DOI:
10.1039/D1NA00881A
(Paper)
Nanoscale Adv., 2022,
4, 2744-2751
Reconfigurable carrier type and photodetection of MoTe2 of various thicknesses by deep ultraviolet light illumination†
Received
22nd December 2021
, Accepted 9th May 2022
First published on 10th May 2022
Abstract
Tuning of the Fermi level in transition metal dichalcogenides (TMDCs) leads to devices with excellent electrical and optical properties. In this study, we controlled the Fermi level of MoTe2 by deep ultraviolet (DUV) light illumination in different gaseous environments. Specifically, we investigated the reconfigurable carrier type of an intrinsic p-MoTe2 flake that gradually transformed into n-MoTe2 after illumination with DUV light for 30, 60, 90, 120, 160, 250, 500, 900, and 1200 s in a nitrogen (N2) gas environment. Subsequently, we illuminated this n-MoTe2 sample with DUV light in oxygen (O2) gas and reversed its carrier polarity toward p-MoTe2. However, using this doping scheme to reveal the effect of DUV light on various layers (3–30 nm) of MoTe2 is challenging. The DUV + N2 treatment significantly altered the polarity of MoTe2 of different thicknesses from p-type to n-type under the DUV + N2 treatment, but the DUV + O2 treatment did not completely alter the polarity of thicker n-MoTe2 flakes to p-type. In addition, we investigated the photoresponse of MoTe2 after DUV light treatment in N2 and O2 gas environments. From the time-resolved photoresponsivity at different polarity states of MoTe2, we have shown that the response time of the DUV + O2 treated p-MoTe2 is faster than that of the pristine and doped n-MoTe2 films. These carrier polarity modulations and photoresponse paves the way for wider applications of MoTe2 in optoelectronic devices.
Introduction
Recently, two-dimensional (2D) nanomaterials have gained significant attention because of their unique optical and electrical properties.1–3 Graphene has been the focus of modern research in the past few years because of its high intrinsic electron mobility of 200000 cm2 V s−1 and high thermal conductivity of approximately 4400 to 5780 W m K−1 at room temperature.4,5 In addition, the transmittance of light was found to be 97.7% at 550 nm owing to the small thickness of a single layer.6 However, the absence of the bandgap in graphene initiates the search for other 2D bandgap materials, which is necessary for switching device applications.

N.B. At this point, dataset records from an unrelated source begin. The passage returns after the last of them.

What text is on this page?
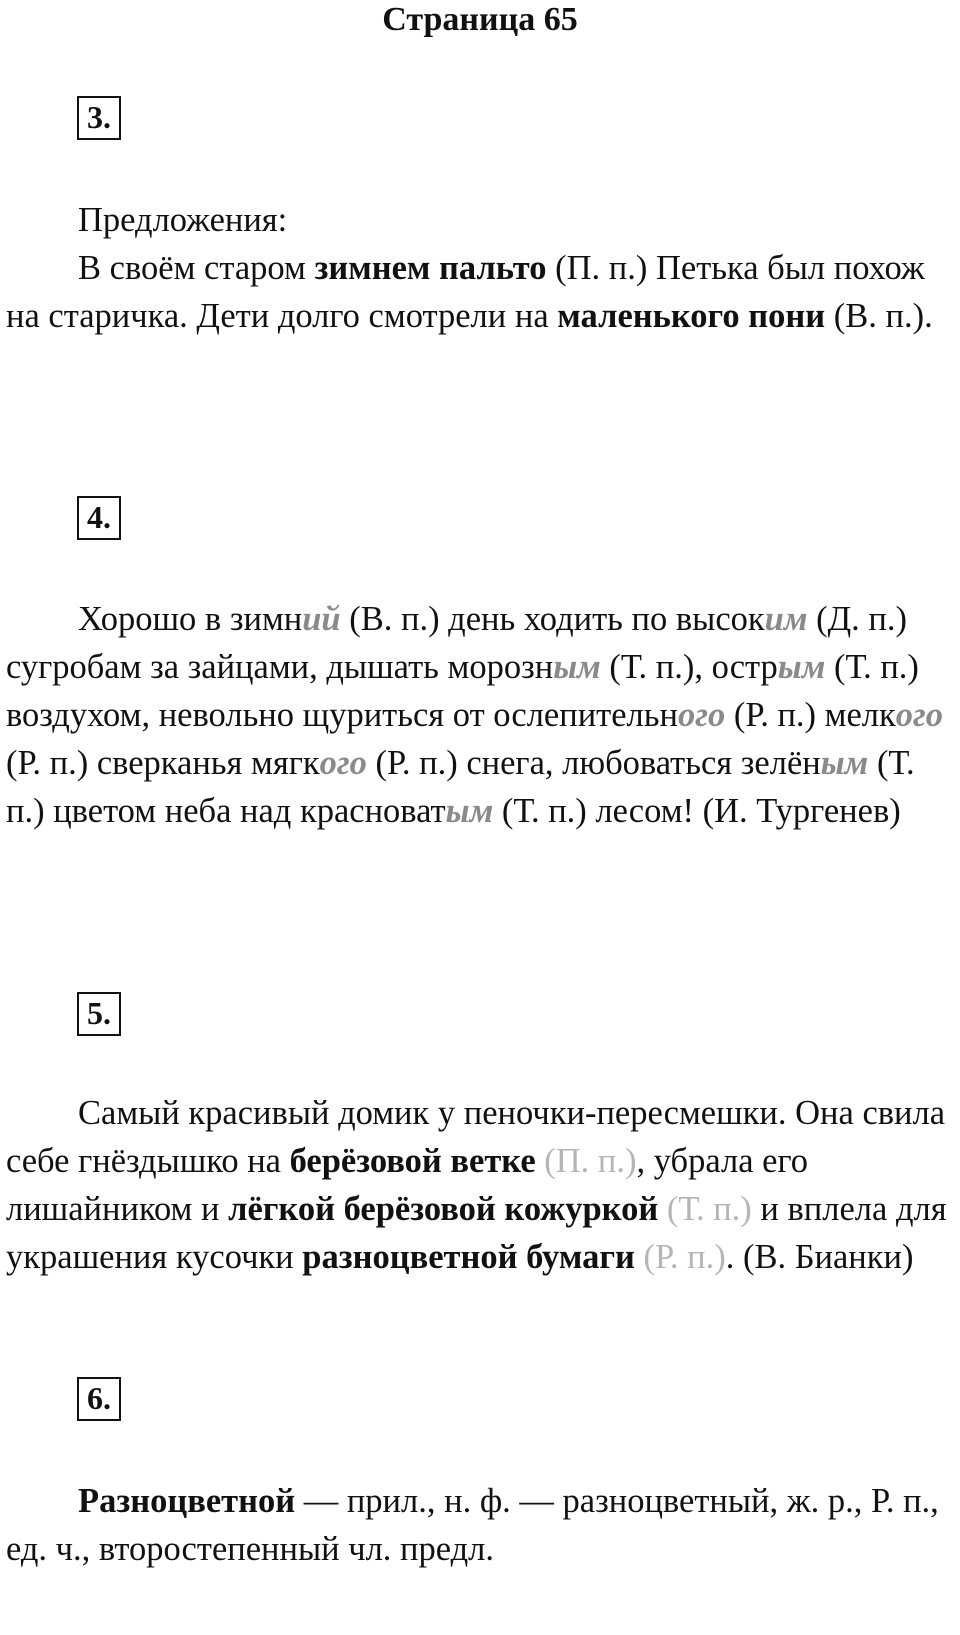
Страница 65
3.

Предложения:

В своём старом зимнем пальто (П. п.) Петька был похож на старичка. Дети долго смотрели на маленького пони (В. п.).

4.

Хорошо в зимний (В. п.) день ходить по высоким (Д. п.) сугробам за зайцами, дышать морозным (Т. п.), острым (Т. п.) воздухом, невольно щуриться от ослепительного (Р. п.) мелкого (Р. п.) сверканья мягкого (Р. п.) снега, любоваться зелёным (Т. п.) цветом неба над красноватым (Т. п.) лесом! (И. Тургенев)

5.

Самый красивый домик у пеночки-пересмешки. Она свила себе гнёздышко на берёзовой ветке (П. п.), убрала его лишайником и лёгкой берёзовой кожуркой (Т. п.) и вплела для украшения кусочки разноцветной бумаги (Р. п.). (В. Бианки)

6.

Разноцветной — прил., н. ф. — разноцветный, ж. р., Р. п., ед. ч., второстепенный чл. предл.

Transition metal dichalcogenides (TMDCs) have a significant bandgap range of approximately 1.0 to 2.5 eV, which facilitates fabrication of atomically thin p–n diodes such as MoTe2/MoS2, WSe2/MoS2 and black phosphorus/IGZO.7–9 The Fermi level of TMDCs is near the center between conduction and valence bands,10 but most TMDCs used in experiments are naturally n-type or p-type doped due to intrinsic structural defects and interface impurities.11,12
Controlled modulation of the Fermi level in the bandgap of TMDCs has been exploited in various reports for device applications.13,14 While most of the well-known TMDCs such as WS2, MoS2, MoSe2, ReSe2, and ReS2 are observed to be n-type semiconductors, MoTe2 is p-type when thin, and shows ambipolar and n-type properties in thicker forms.15–19 In addition, MoTe2 has shown great potential in applications, such as chemical sensors, memristors, and photodetectors.20–22 The thicker hexagonal structure of MoTe2 has a bandgap of 0.88 eV, whereas its mono-layer exhibits a direct bandgap of almost 1.1 eV.23,24 The narrow bandgap also enables a huge tunneling current and a high on-off ratio of MoTe2 FETs. The pinning of the Fermi level at the MoTe2-metal interface is not as strong as that of sulfur-terminated TMDCs.25 Thus, the weak pinning and small bandgap of MoTe2 make the Fermi level modulation feasible and carrier polarity controllable by various techniques. The doping treatment of MoTe2 has been accomplished by electrostatic gating, chemical doping, and work function engineering with different metal electrodes; however, the doping effect was weak and too volatile for electronic devices.26–28 Designing a constructive approach that provides non-volatility and reversibility of charge carrier polarity in 2D TMDC materials is indispensable. Therefore, MoTe2 with layers of different thicknesses is a promising candidate for overcoming the abovementioned challenges. However, there is still ambiguity in the doping effect and carrier-type inversion of MoTe2 layers with different thicknesses when exposed to deep ultraviolet (DUV) light in various gaseous environments.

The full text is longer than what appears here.